1) court documents in NY show that he stood trial for being a "disorderly person" for treasure digging
2) Isaac Hale (Emma's father) (IH) recorded about JS treasure digging and it's in Joseph's own biography, that he came to live with the Hales while employed in the area in a treasure seeking adventure. That is how Joseph met Emma in 1827, and Isaac did not want his daughter marrying a man with that unreputable trade. Aside for IH's account you can read it in Joseph's own account, and in that of neighbor Willard Chase. The local congregation that Joseph and Emma attended (yet he was told to join no church :), the First Vision story changed over time in the 1830s) had members who protested his attendance, as his profession was that of a treasure digger. IH offered JS a piece of his land and the house for Emma and Joseph to live in (where JS completed the "translation" w/OC") if he would give up his treasure digging and become a respectable farmer -- but religion became Joseph's mode of pay (vs the menciant lifestyle that Jesus asked of his apostles when he sent them forth)
3) affidavits of Palmyra citizens note that JS Sr.'s profession was "treasure digger" and "farmer"

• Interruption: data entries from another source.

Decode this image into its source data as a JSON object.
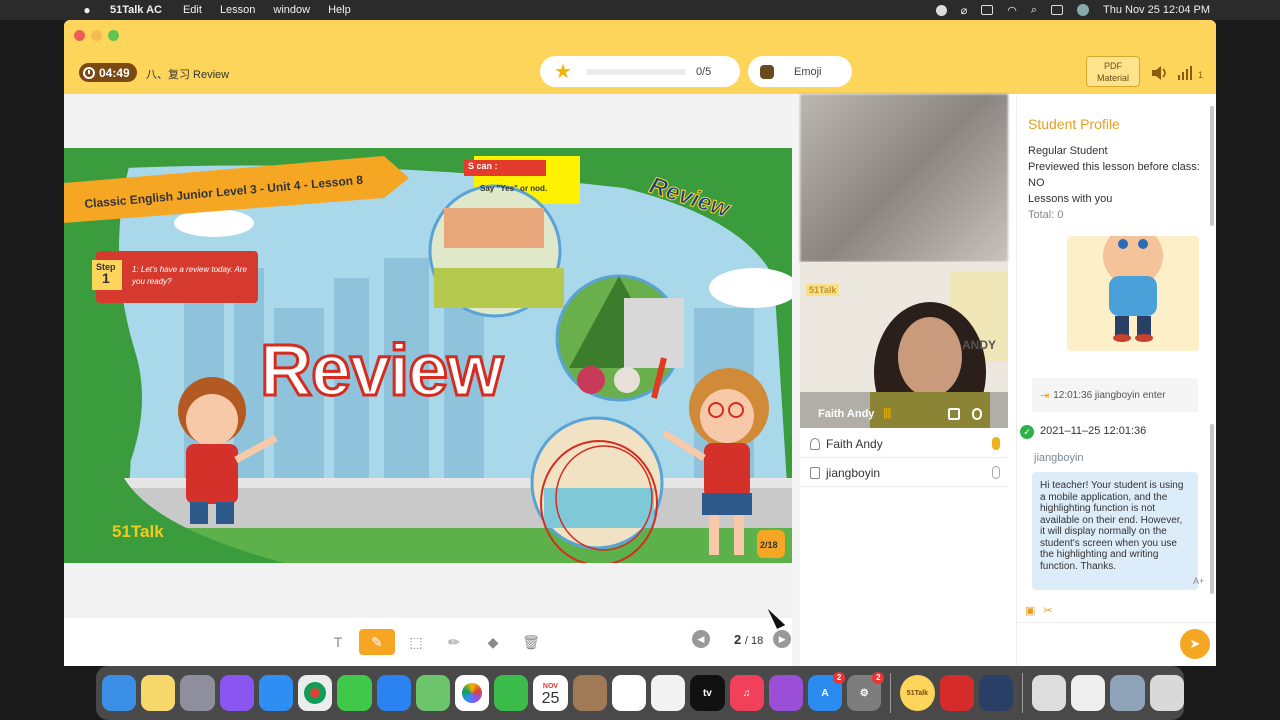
{
  "menubar": {
    "app": "51Talk AC",
    "items": [
      "Edit",
      "Lesson",
      "window",
      "Help"
    ],
    "datetime": "Thu Nov 25  12:04 PM"
  },
  "header": {
    "timer": "04:49",
    "lesson_title": "八、复习 Review",
    "stars_progress": "0/5",
    "emoji_label": "Emoji",
    "pdf_label": "PDF Material",
    "signal_value": "1"
  },
  "slide": {
    "course_banner": "Classic English Junior Level 3 - Unit 4 - Lesson 8",
    "step_label": "Step",
    "step_num": "1",
    "step_text": "1: Let's have a review today. Are you ready?",
    "s_can": "S can :",
    "s_can_text": "Say \"Yes\" or nod.",
    "review_corner": "Review",
    "review_big": "Review",
    "logo": "51Talk",
    "page_badge": "2/18"
  },
  "bottom_toolbar": {
    "page_current": "2",
    "page_total": "/ 18"
  },
  "video": {
    "student_label": "Faith Andy",
    "bg_tag": "51Talk",
    "bg_name": "ANDY",
    "participants": [
      "Faith Andy",
      "jiangboyin"
    ]
  },
  "profile": {
    "title": "Student Profile",
    "type": "Regular Student",
    "previewed_label": "Previewed this lesson before class: NO",
    "lessons_label": "Lessons with you",
    "total": "Total: 0"
  },
  "chat": {
    "enter_msg": "12:01:36 jiangboyin enter",
    "date": "2021–11–25 12:01:36",
    "sender": "jiangboyin",
    "message": "Hi teacher! Your student is using a mobile application, and the highlighting function is not available on their end. However, it will display normally on the student's screen when you use the highlighting and writing function. Thanks."
  },
  "dock": {
    "calendar_month": "NOV",
    "calendar_day": "25",
    "appstore_badge": "2",
    "settings_badge": "2",
    "talk_label": "51Talk"
  },
  "colors": {
    "accent": "#fdd55b",
    "orange": "#f5a623",
    "slide_green": "#3a9c3c"
  }
}
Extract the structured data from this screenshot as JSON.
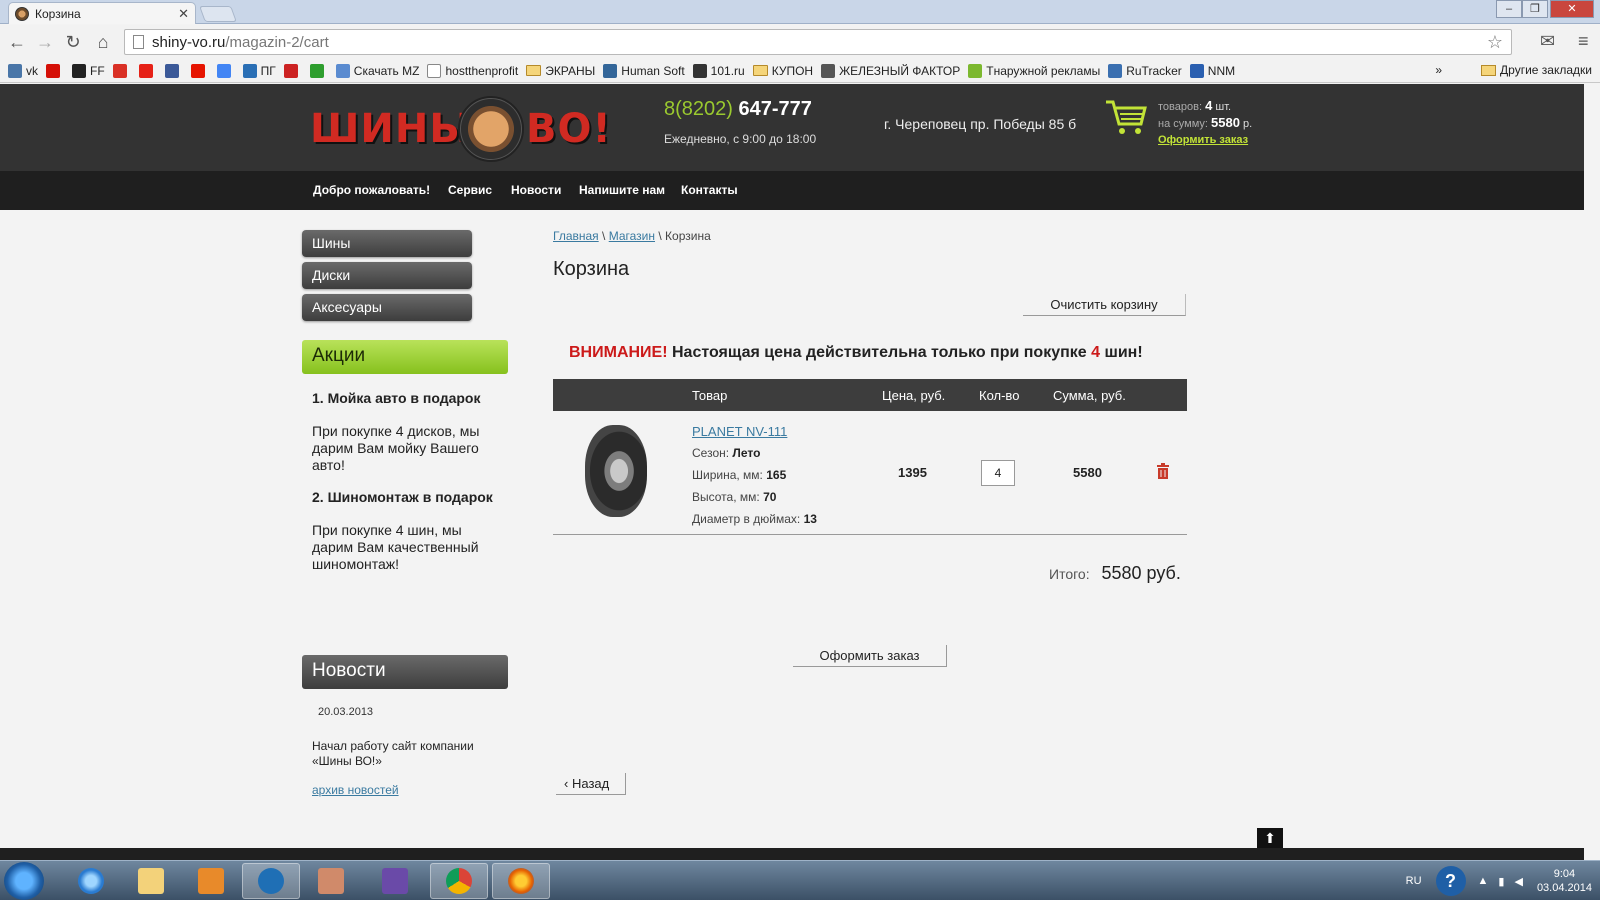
{
  "browser": {
    "tab_title": "Корзина",
    "url_host": "shiny-vo.ru",
    "url_path": "/magazin-2/cart",
    "bookmarks": [
      {
        "label": "vk",
        "icon": "vk-icon",
        "color": "#4a76a8"
      },
      {
        "label": "",
        "icon": "lastfm-icon",
        "color": "#d51007"
      },
      {
        "label": "FF",
        "icon": "ff-icon",
        "color": "#222222"
      },
      {
        "label": "",
        "icon": "gmail-icon",
        "color": "#d93025"
      },
      {
        "label": "",
        "icon": "youtube-icon",
        "color": "#e62117"
      },
      {
        "label": "",
        "icon": "fb-icon",
        "color": "#3b5998"
      },
      {
        "label": "",
        "icon": "yandex-icon",
        "color": "#e61400"
      },
      {
        "label": "",
        "icon": "google-icon",
        "color": "#4285f4"
      },
      {
        "label": "ПГ",
        "icon": "pg-icon",
        "color": "#2a6fb5"
      },
      {
        "label": "",
        "icon": "chart-icon",
        "color": "#cc2222"
      },
      {
        "label": "",
        "icon": "green-icon",
        "color": "#2e9e2e"
      },
      {
        "label": "Скачать MZ",
        "icon": "mz-icon",
        "color": "#5a8bd0"
      },
      {
        "label": "hostthenprofit",
        "icon": "page-icon",
        "color": "#ffffff"
      },
      {
        "label": "ЭКРАНЫ",
        "icon": "folder-icon",
        "color": "#f5d57a"
      },
      {
        "label": "Human Soft",
        "icon": "hs-icon",
        "color": "#336699"
      },
      {
        "label": "101.ru",
        "icon": "play-icon",
        "color": "#333333"
      },
      {
        "label": "КУПОН",
        "icon": "folder-icon",
        "color": "#f5d57a"
      },
      {
        "label": "ЖЕЛЕЗНЫЙ ФАКТОР",
        "icon": "gear-icon",
        "color": "#555555"
      },
      {
        "label": "Тнаружной рекламы",
        "icon": "leaf-icon",
        "color": "#7cb82f"
      },
      {
        "label": "RuTracker",
        "icon": "rutracker-icon",
        "color": "#3a6fb0"
      },
      {
        "label": "NNM",
        "icon": "nnm-icon",
        "color": "#2a5fb0"
      }
    ],
    "bookmarks_more": "»",
    "other_bookmarks": "Другие закладки"
  },
  "site": {
    "logo_left": "ШИНЫ",
    "logo_right": "ВО!",
    "phone_code": "8(8202)",
    "phone_number": "647-777",
    "hours": "Ежедневно, с 9:00 до 18:00",
    "address": "г. Череповец пр. Победы 85 б",
    "cart": {
      "items_label": "товаров:",
      "items_count": "4",
      "items_unit": "шт.",
      "sum_label": "на сумму:",
      "sum_value": "5580",
      "sum_unit": "р.",
      "checkout_link": "Оформить заказ"
    },
    "nav": [
      "Добро пожаловать!",
      "Сервис",
      "Новости",
      "Напишите нам",
      "Контакты"
    ]
  },
  "sidebar": {
    "categories": [
      "Шины",
      "Диски",
      "Аксесуары"
    ],
    "promo_title": "Акции",
    "promos": [
      {
        "title": "1. Мойка авто в подарок",
        "text": "При покупке 4 дисков, мы дарим Вам мойку Вашего авто!"
      },
      {
        "title": "2. Шиномонтаж в подарок",
        "text": "При покупке 4 шин, мы дарим Вам качественный шиномонтаж!"
      }
    ],
    "news_title": "Новости",
    "news_date": "20.03.2013",
    "news_text": "Начал работу сайт компании «Шины ВО!»",
    "news_archive": "архив новостей"
  },
  "main": {
    "breadcrumb": {
      "home": "Главная",
      "shop": "Магазин",
      "sep": "\\",
      "current": "Корзина"
    },
    "title": "Корзина",
    "clear_cart": "Очистить корзину",
    "warning_bold": "ВНИМАНИЕ!",
    "warning_text": "Настоящая цена действительна только при покупке",
    "warning_count": "4",
    "warning_tail": "шин!",
    "columns": [
      "Товар",
      "Цена, руб.",
      "Кол-во",
      "Сумма, руб."
    ],
    "item": {
      "name": "PLANET NV-111",
      "season_label": "Сезон:",
      "season": "Лето",
      "width_label": "Ширина, мм:",
      "width": "165",
      "height_label": "Высота, мм:",
      "height": "70",
      "diameter_label": "Диаметр в дюймах:",
      "diameter": "13",
      "price": "1395",
      "quantity": "4",
      "sum": "5580"
    },
    "total_label": "Итого:",
    "total_value": "5580 руб.",
    "order_button": "Оформить заказ",
    "back_button": "Назад"
  },
  "taskbar": {
    "lang": "RU",
    "time": "9:04",
    "date": "03.04.2014"
  }
}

4) D and C section about Joseph receiving a revelation to go to Salem, MA and look for treasure
Understanding that the Smiths were treasure diggers and believers in folk magic, fits the BOM story well (gold plates, a cadence to follow before getting the plates, a seer stone, an angel protecting the treasure, coming back each year), etc. Also, understanding that 1820s were a time of mysticism and folk magic in general (Sleepy Hollow was written in this time, etc.). We look down upon "treasure digging now," and it wasn't a respected profession then -- but it wasn't as big of a deal then. I'm not excusing it, I'm just saying that to understand the time, context, place -- helps to understand the story of the Smiths
I think Joseph was involved in treasure digging, he was looking to get money from little to no work. He was looking into his stones and telling people where to find treasure, though they never found any - until he found his own. I think the hill cumorah story of Joseph obtaining the gold plates has changed over time and originally fits very close to treasure digging myths of the day. Over the decades the official church narrative has cleaned up and sanitized it - for example, in early recordings, he found the plates by looking into his seer stone (which he then used to translate the plates). The foundation stories of the church fit exactly into the folk-magic of his day.